Food costs are high, whether eating out or buying groceries. You'll find lots of great free things to do in this city, but the theatre and even movie tickets are expensive. New York is not a cheap place to live, but it's one of the world's greatest cities.
The country's second largest city is a magnet for striving film stars and media moguls. The glitz of Hollywood and shops on Rodeo Drive all add up to the need for a nice income to live just an average lifestyle in L.A.
Homes are expensive, costing roughly $300,000 more than an average home in most other US cities. Yet the median household income is less than the national average by about $4,000. Just getting your car from point A to point B can cost you 25% more than it would elsewhere, due to the snarling traffic conditions.
Oakland has long been considered one of San Francisco's poorer neighbors. That image is changing, though, as Oakland is heating up in popularity, making it one of the Bay Area's more expensive residential locales.
It's just a short ride on the BART to get to San Francisco, giving Oakland a similar allure as is living in Brooklyn rather than Manhattan. Housing costs in Oakland are double the national average. Be prepared to shell out close to $2,000 per month and up for a one-bedroom rental here.
Living in the nation's capital is not cheap. The prices for homes are high, with a one-bedroom house costing close to $400,000. If you live within the confines of D.C., you'll have to pay federal income taxes plus a District Income Tax, which can be as high as 9%, yet the area has no Congressional representation. On the plus side, you'll have easy access to plenty of free museums and other historic sites, in addition to the wonderful National Zoo.
To live a comfortable lifestyle in D.C., you'll need to have an annual income of about $80,000.
Life on this Hawaiian island looks like a dream come true if it weren't for the cost of living. Keeping in mind that most things sold in Honolulu have to be shipped or flown in, you'll understand why many grocery items tend to cost double what they would on the mainland. A simple dinner for two in a neighborhood café can cost $60. Getting to that restaurant is expensive, too. The price to gas up your car will end up costing 30% more in this city than any other city in the continental U.S.
Although the average salary in this tropical paradise is upwards of $60,000, the state of Hawaii has one of the country's highest tax rates.
Who wouldn't want to live close to miles of beaches amidst the near-perfect climate of San Diego? This ideally located city with tons of outdoor amenities is a great place to live, but it will stretch and probably break the average budget.
Be prepared to encounter housing costs that exceed the national average by 138%. Costs for transportation are also five times higher in San Diego than in most other US cities.
The housing market is on fire in this northwestern city that's known for its coffee, tech companies, and rock bands. In fact, you will spend 94% more on housing in Seattle than many other US cities, on average. A small, 480-square-foot rental will cost upwards of $2,000 per month in the more exclusive sections of town.

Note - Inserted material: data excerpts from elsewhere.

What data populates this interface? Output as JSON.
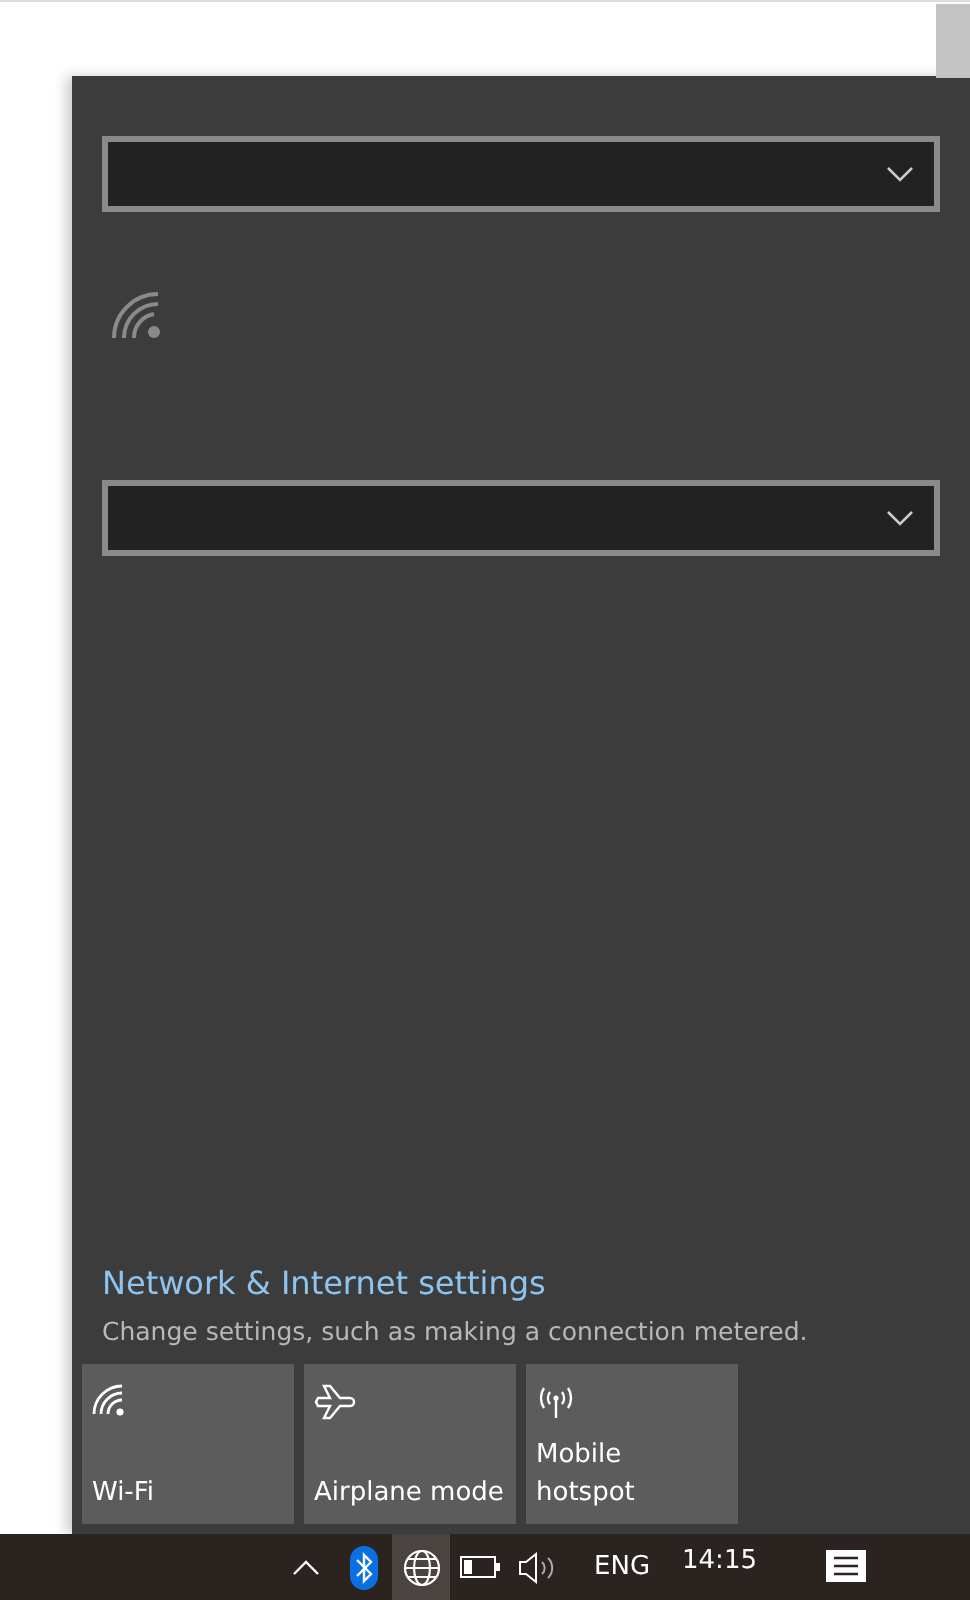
{
  "dropdowns": [
    {
      "kind": "dropdown"
    },
    {
      "kind": "dropdown"
    }
  ],
  "settings_link": {
    "label": "Network & Internet settings",
    "description": "Change settings, such as making a connection metered."
  },
  "quick_actions": [
    {
      "kind": "wifi",
      "label": "Wi-Fi",
      "on": false
    },
    {
      "kind": "airplane",
      "label": "Airplane mode",
      "on": false
    },
    {
      "kind": "hotspot",
      "label": "Mobile hotspot",
      "on": false
    }
  ],
  "taskbar": {
    "tray_icons": [
      {
        "kind": "chevron",
        "selected": false
      },
      {
        "kind": "bluetooth",
        "selected": false
      },
      {
        "kind": "network",
        "selected": true
      },
      {
        "kind": "battery",
        "selected": false
      },
      {
        "kind": "volume",
        "selected": false
      }
    ],
    "language": "ENG",
    "time": "14:15"
  }
}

Buying a private house in Seattle costs about $750,000., making this city the third-most expensive in the US housing market.
If you're considering purchasing a home in San Jose, be ready to pay about $1.2 million for it. Housing prices have risen about 23% as home inventory has decreased in this town that sits right in Silicon Valley. A one-bedroom rental goes for more than $2,000, making San Jose America's 4th most expensive market for rentals.
Boston is one of the country's most popular cities, with its unrivaled universities, top-notch medical centers, and iconic historical sites. Although not quite as expensive as New York, Boston is still above the national average when it comes to housing and food costs.
Expect to spend over $1800 a month for a studio apartment and more than $2 million if you want to buy a home in the Back Bay area.